Intelligence services face rendition probe


Scotland Yard is to begin an urgent criminal investigation into allegations that UK intelligence agents were involved in the rendition of two individuals to Libya, where they allegedly suffered abuse and mistreatment under the regime of former dictator Muammer Gaddafi.
The announcement came as the Metropolitan Police and the Crown Prosecution Service confirmed that they would not prosecute MI5 and MI6 officials over separate claims – under investigation for the past three years – that security agents had been complicit in the torture of two terror suspects in Pakistan and Afghanistan.
However, the police and CPS said in a joint statement that the more recent allegations of Libyan renditions were “so serious” that they could not wait until the conclusion of a government-commissioned inquiry into the treatment of detainees, to be led by retired judge Sir Peter Gibson. Instead, the police will initiate a new investigation.
Scotland Yard first received a complaint about alleged rendition and ill-treatment in Libya from an individual last November. One month later Dominic Grieve, the attorney-general, wrote to the Met commissioner to draw his attention to that case and one other, in which “similar issues arose”.

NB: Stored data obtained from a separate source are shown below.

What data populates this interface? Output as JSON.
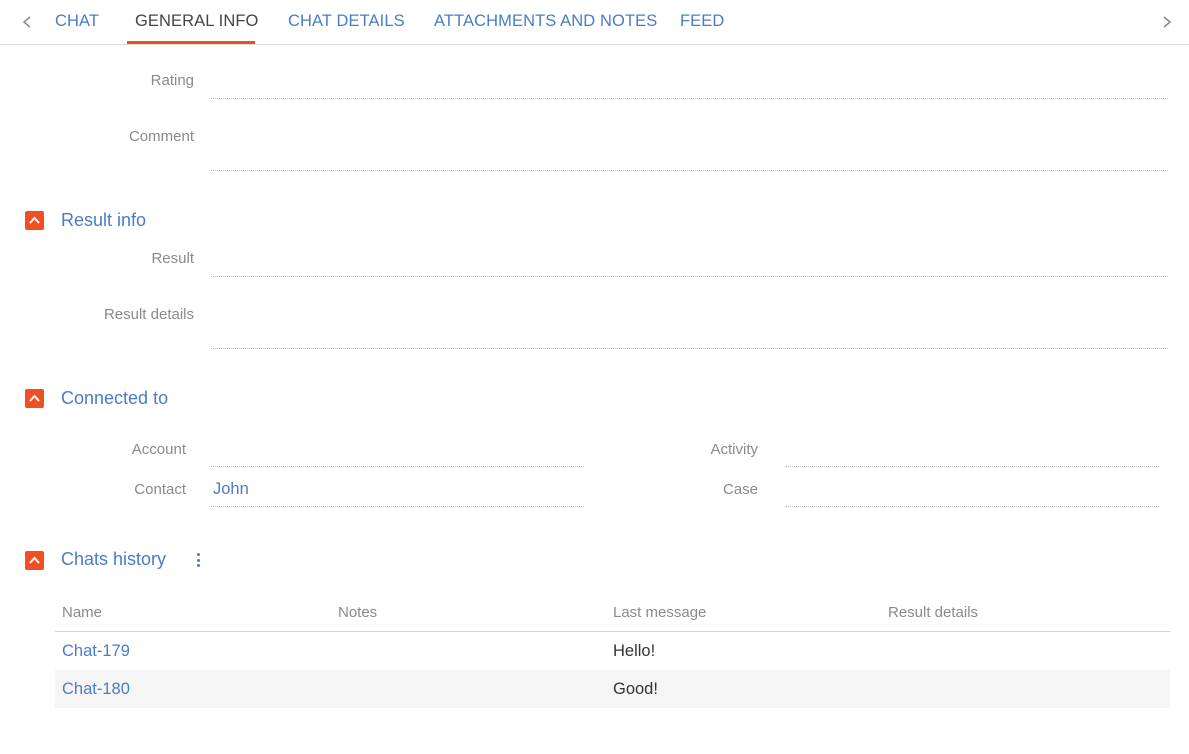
{
  "tabs": [
    {
      "label": "CHAT",
      "active": false
    },
    {
      "label": "GENERAL INFO",
      "active": true
    },
    {
      "label": "CHAT DETAILS",
      "active": false
    },
    {
      "label": "ATTACHMENTS AND NOTES",
      "active": false
    },
    {
      "label": "FEED",
      "active": false
    }
  ],
  "icons": {
    "tab_prev": "chevron-left-icon",
    "tab_next": "chevron-right-icon",
    "section_toggle": "chevron-up-icon",
    "menu": "kebab-menu-icon"
  },
  "colors": {
    "accent": "#f04e23",
    "link": "#4b7cc7",
    "label": "#8a8a8a"
  },
  "rating_section": {
    "rating_label": "Rating",
    "rating_value": "",
    "comment_label": "Comment",
    "comment_value": ""
  },
  "result_info": {
    "title": "Result info",
    "result_label": "Result",
    "result_value": "",
    "details_label": "Result details",
    "details_value": ""
  },
  "connected_to": {
    "title": "Connected to",
    "account_label": "Account",
    "account_value": "",
    "contact_label": "Contact",
    "contact_value": "John",
    "activity_label": "Activity",
    "activity_value": "",
    "case_label": "Case",
    "case_value": ""
  },
  "chats_history": {
    "title": "Chats history",
    "columns": [
      "Name",
      "Notes",
      "Last message",
      "Result details"
    ],
    "rows": [
      {
        "name": "Chat-179",
        "notes": "",
        "last_message": "Hello!",
        "result_details": ""
      },
      {
        "name": "Chat-180",
        "notes": "",
        "last_message": "Good!",
        "result_details": ""
      }
    ]
  }
}
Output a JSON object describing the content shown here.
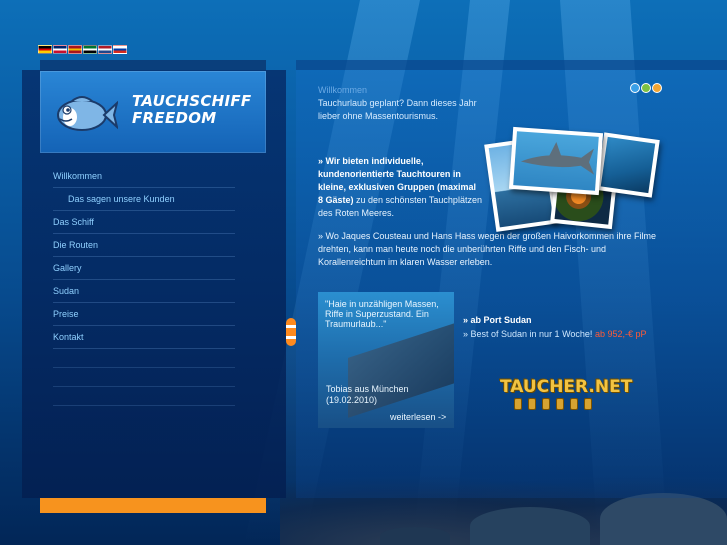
{
  "header": {
    "languages": [
      {
        "name": "german-flag",
        "colors": [
          "#000000",
          "#dd0000",
          "#ffce00"
        ]
      },
      {
        "name": "english-flag",
        "colors": [
          "#012169",
          "#ffffff",
          "#c8102e"
        ]
      },
      {
        "name": "spanish-flag",
        "colors": [
          "#aa151b",
          "#f1bf00",
          "#aa151b"
        ]
      },
      {
        "name": "arabic-flag",
        "colors": [
          "#00732f",
          "#ffffff",
          "#000000"
        ]
      },
      {
        "name": "dutch-flag",
        "colors": [
          "#ae1c28",
          "#ffffff",
          "#21468b"
        ]
      },
      {
        "name": "russian-flag",
        "colors": [
          "#ffffff",
          "#0039a6",
          "#d52b1e"
        ]
      }
    ]
  },
  "logo": {
    "line1": "TAUCHSCHIFF",
    "line2": "FREEDOM"
  },
  "nav": {
    "items": [
      {
        "label": "Willkommen"
      },
      {
        "label": "Das sagen unsere Kunden"
      },
      {
        "label": "Das Schiff"
      },
      {
        "label": "Die Routen"
      },
      {
        "label": "Gallery"
      },
      {
        "label": "Sudan"
      },
      {
        "label": "Preise"
      },
      {
        "label": "Kontakt"
      }
    ]
  },
  "main": {
    "welcome": "Willkommen",
    "intro": "Tauchurlaub geplant? Dann dieses Jahr lieber ohne Massentourismus.",
    "bullet1_bold": "» Wir bieten individuelle, kundenorientierte Tauchtouren in kleine, exklusiven Gruppen (maximal 8 Gäste)",
    "bullet1_rest": " zu den schönsten Tauchplätzen des Roten Meeres.",
    "bullet2": "» Wo Jaques Cousteau und Hans Hass wegen der großen Haivorkommen ihre Filme drehten, kann man heute noch die unberührten Riffe und den Fisch- und Korallenreichtum im klaren Wasser erleben."
  },
  "quote": {
    "text": "\"Haie in unzähligen Massen, Riffe in Superzustand. Ein Traumurlaub...\"",
    "author_line1": "Tobias aus München",
    "author_line2": "(19.02.2010)",
    "more": "weiterlesen ->"
  },
  "offer": {
    "title": "» ab Port Sudan",
    "line_label": "» Best of Sudan in nur 1 Woche!",
    "price": "ab 952,-€ pP"
  },
  "partner": {
    "name": "TAUCHER.NET"
  },
  "colors": {
    "accent_orange": "#f7931e",
    "nav_link": "#8fd0ff",
    "price_red": "#ff5a36",
    "offer_yellow": "#ffd000"
  }
}
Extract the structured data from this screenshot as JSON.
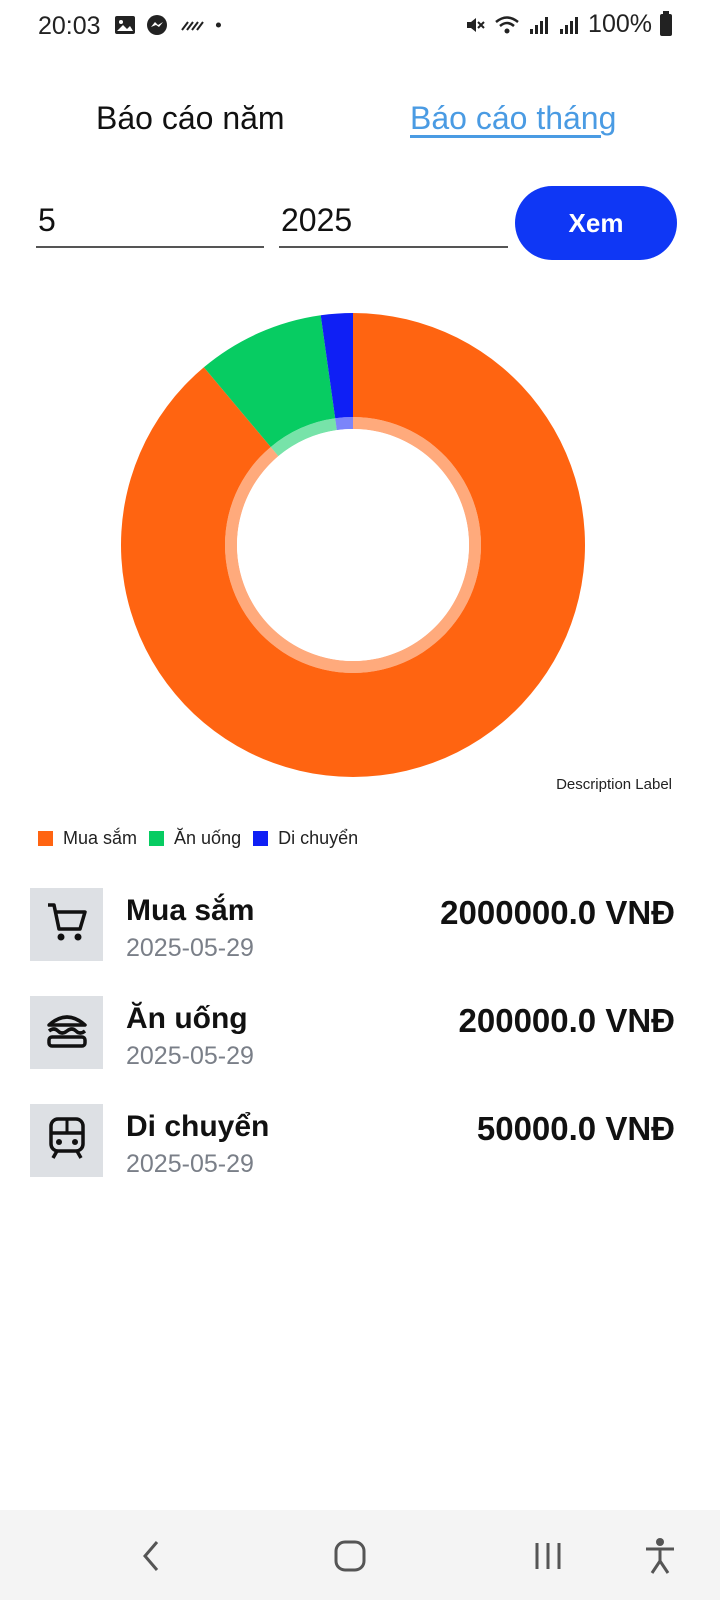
{
  "status_bar": {
    "time": "20:03",
    "battery": "100%",
    "icons": [
      "image-icon",
      "messenger-icon",
      "voicemail-icon",
      "dot-icon",
      "mute-icon",
      "wifi-icon",
      "signal-icon",
      "signal-icon",
      "battery-icon"
    ]
  },
  "tabs": {
    "year_label": "Báo cáo năm",
    "month_label": "Báo cáo tháng"
  },
  "form": {
    "month_value": "5",
    "year_value": "2025",
    "view_button": "Xem"
  },
  "chart_data": {
    "type": "pie",
    "style": "donut",
    "description_label": "Description Label",
    "legend_position": "bottom-left",
    "slices": [
      {
        "label": "Mua sắm",
        "value": 2000000.0,
        "color": "#ff6411"
      },
      {
        "label": "Ăn uống",
        "value": 200000.0,
        "color": "#07cc62"
      },
      {
        "label": "Di chuyển",
        "value": 50000.0,
        "color": "#0f1ff5"
      }
    ]
  },
  "items": [
    {
      "name": "Mua sắm",
      "date": "2025-05-29",
      "amount": "2000000.0 VNĐ",
      "icon": "cart-icon"
    },
    {
      "name": "Ăn uống",
      "date": "2025-05-29",
      "amount": "200000.0 VNĐ",
      "icon": "burger-icon"
    },
    {
      "name": "Di chuyển",
      "date": "2025-05-29",
      "amount": "50000.0 VNĐ",
      "icon": "train-icon"
    }
  ],
  "navbar": {
    "icons": [
      "back-icon",
      "home-icon",
      "recents-icon",
      "accessibility-icon"
    ]
  }
}
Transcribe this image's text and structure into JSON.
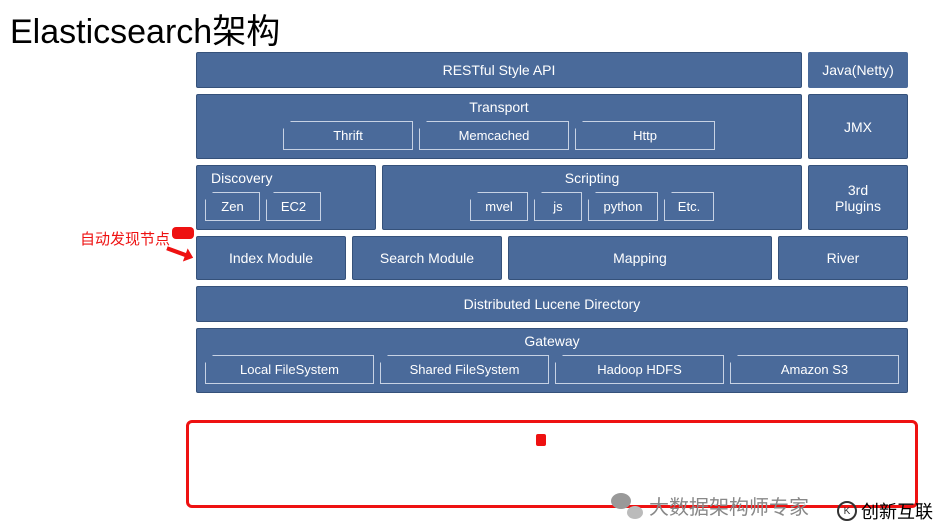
{
  "title": "Elasticsearch架构",
  "annotation": {
    "discovery_note": "自动发现节点"
  },
  "diagram": {
    "row1": {
      "restful": "RESTful Style API",
      "java": "Java(Netty)"
    },
    "row2": {
      "transport": "Transport",
      "transport_subs": [
        "Thrift",
        "Memcached",
        "Http"
      ],
      "jmx": "JMX"
    },
    "row3": {
      "discovery": "Discovery",
      "discovery_subs": [
        "Zen",
        "EC2"
      ],
      "scripting": "Scripting",
      "scripting_subs": [
        "mvel",
        "js",
        "python",
        "Etc."
      ],
      "plugins_top": "3rd",
      "plugins_bottom": "Plugins"
    },
    "row4": {
      "index_module": "Index Module",
      "search_module": "Search Module",
      "mapping": "Mapping",
      "river": "River"
    },
    "row5": {
      "lucene": "Distributed Lucene Directory"
    },
    "row6": {
      "gateway": "Gateway",
      "gateway_subs": [
        "Local FileSystem",
        "Shared FileSystem",
        "Hadoop HDFS",
        "Amazon S3"
      ]
    }
  },
  "footer": {
    "wechat_text": "大数据架构师专家",
    "logo_text": "创新互联"
  }
}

It is understood that one of the complainants is Abdul Hakim Belhadj, a commander of the rebel forces in Libya, who is already suing the UK over his alleged his rendition to Libya in 2004. The other is reported to be Sami al-Saadi, a prominent opponent of Colonel Gaddafi’s regime, who is also taking legal action relating to claims that he and his family were rendered to Libya by British security forces in the same year.
Nick Clegg, the deputy prime minister, said on Thursday that the government condemned torture and inhumane treatment.
“We will never support it, we won’t ask other people to do it on our behalf,” Mr Clegg said. He added that the government and the security services would give “complete and full co-operation” to the new inquiries.
The earlier investigations into alleged abuse in Afghanistan and Pakistan, which have now been shut down, first began in 2008 following the claim that an MI5 agent had been involved in the torture of Guantánamo Bay detainee Binyam Mohammed. Mr Mohammed, originally from Ethiopia, was granted asylum by the UK in the mid 1990s but was subsequently arrested in Pakistan in 2002 on suspicion of terror offences.
Police and prosecutors said on Thursday that while they found that intelligence agents had provided information to US officials about Mr Mohammed and suggested questions for interrogators, there was “insufficient evidence” that any individual agent was aware of a real or serious risk that Mr Mohammed would be tortured.
On a separate allegation of MI6 complicity in torture – made by a detainee who was held by US authorities at Afghanistan’s Bagram Air Base – the CPS said it also failed to find necessary evidence, partly because they could not arrange access to the detainee in question or elicit a statement from him.
Responding to the joint announcement, Shami Chakrabarti, director of Liberty, the human rights campaign group, said it was now even more important that the alleged victims, security agencies and the public should see a “full and independent judicial inquiry into one of the worst scandals of recent memory”.
However, she made clear this would not be achieved under the upcoming Gibson review . “The secretive and toothless Cabinet Office process chaired by Sir Peter Gibson is an embarrassingly inadequate response,” she said.
Liberty is one of a number of campaign groups that have vowed to boycott the inquiry because they are concerned it will not comply with the government’s obligations to investigate torture under the terms of European Union law.